Mathematical operations

We can also apply some simple mathematical functions to vectors, with R applying the operation to each element automatically.

  • For example you can take each element in a vector and add (or multiply or divide by) a constant. So, if each flower has four petals we can find total petals per plant by multiplying the number of flowers by four.
# Multiplying a vector of flower numbers 
# by a constant petal number 
5 * c(1, 2, 3, 2)  
[1]  5 10 15 10
  • Or you can take each element in a vector and add (or multiply or divide by) a corresponding value in another vector (of the same length). For example, if plant one had three seeds per flower, plant two had half a seed per flower, and plants three and four each had one seed per flower, we could find the total seeds for each plant as follows:
# Element-wise  vector  multiplication
c(3, 0.5, 1, 1) * c(1, 2, 3, 2)   
[1] 3 1 3 2

Other types of vectors

R handles different types of data in specific ways. Understanding these data types is crucial because what you can do with your data depends on how R interprets it. For example, although you know that 1 + "two" equals 3, R cannot add a number and a word. Understanding this will help you understand R’s error messages and confusing results when things don’t work as expected.

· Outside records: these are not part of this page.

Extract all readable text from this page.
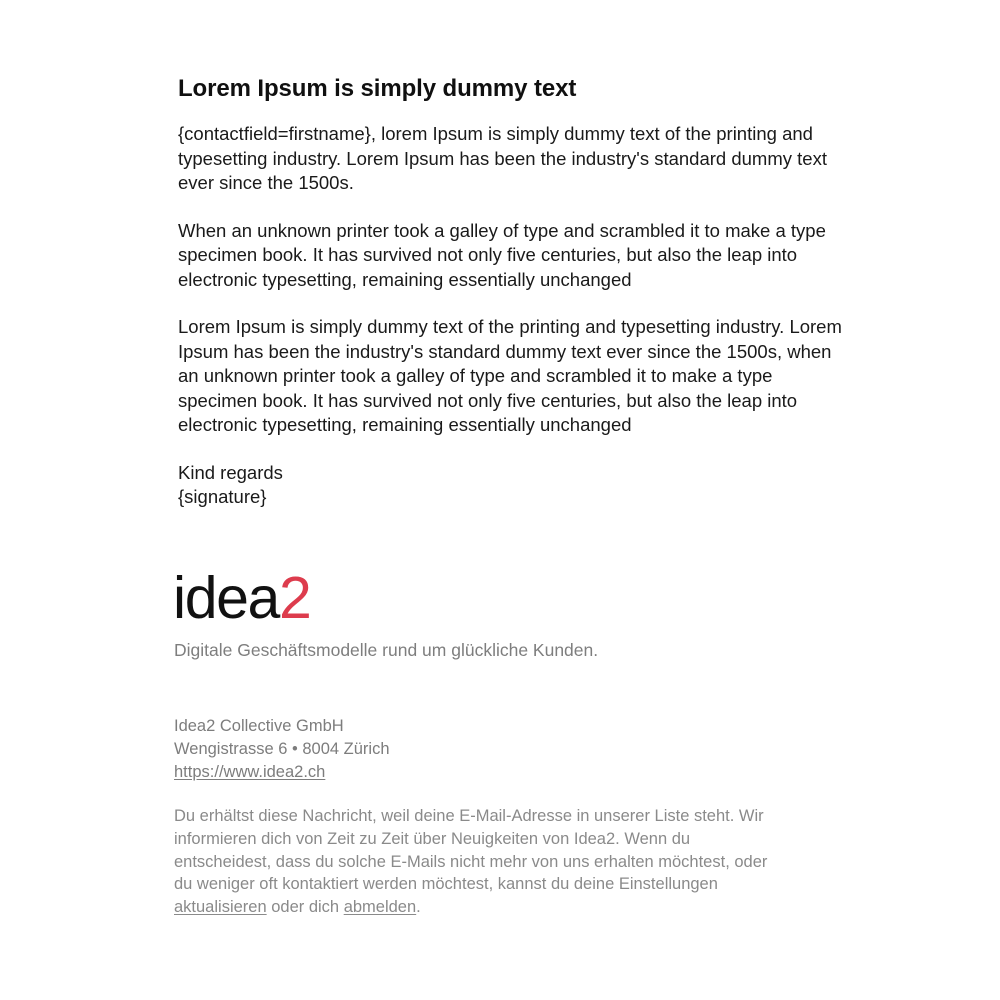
Lorem Ipsum is simply dummy text

{contactfield=firstname}, lorem Ipsum is simply dummy text of the printing and typesetting industry. Lorem Ipsum has been the industry's standard dummy text ever since the 1500s.

When an unknown printer took a galley of type and scrambled it to make a type specimen book. It has survived not only five centuries, but also the leap into electronic typesetting, remaining essentially unchanged

Lorem Ipsum is simply dummy text of the printing and typesetting industry. Lorem Ipsum has been the industry's standard dummy text ever since the 1500s, when an unknown printer took a galley of type and scrambled it to make a type specimen book. It has survived not only five centuries, but also the leap into electronic typesetting, remaining essentially unchanged

Kind regards
{signature}

idea2
Digitale Geschäftsmodelle rund um glückliche Kunden.
Idea2 Collective GmbH
Wengistrasse 6 • 8004 Zürich
https://www.idea2.ch
Du erhältst diese Nachricht, weil deine E-Mail-Adresse in unserer Liste steht. Wir informieren dich von Zeit zu Zeit über Neuigkeiten von Idea2. Wenn du entscheidest, dass du solche E-Mails nicht mehr von uns erhalten möchtest, oder du weniger oft kontaktiert werden möchtest, kannst du deine Einstellungen aktualisieren oder dich abmelden.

Other common types of vectors are:

  • Numeric: Numbers, including doubles (<dbl>) and integers (<int>). Integers keep track of whole numbers, while doubles keep track of decimals (but R often stores whole numbers as doubles).
  • Character: Text, such as letters, words, and phrases (<chr>, e.g., "pink" or "Clarkia xantiana").
  • Logical: Boolean values—TRUE or FALSE (<logi>), often used for comparisons and conditional statements. We saw this in the first section when we asked logical questions.
  • Factors: Categorical variables that store predefined levels, often used in statistical modeling. While they resemble character data, they behave differently in analyses. We will ignore them in this chapter but revisit them later.

Note that R only allows one type of element per vector, and if you make a vector with more than one kind of element, R will make them all of the same type. The class() function reveals the kind of vector you’re dealing with. This is important, because R will act weird if the vector you give it is not of the type it expects.

class(c(1, "two"))
[1] "character"

Other R objects

We will later see that R has many very useful objects (e.g. matrices, tibbles, lists etc), that are simply ways of organizing vectors.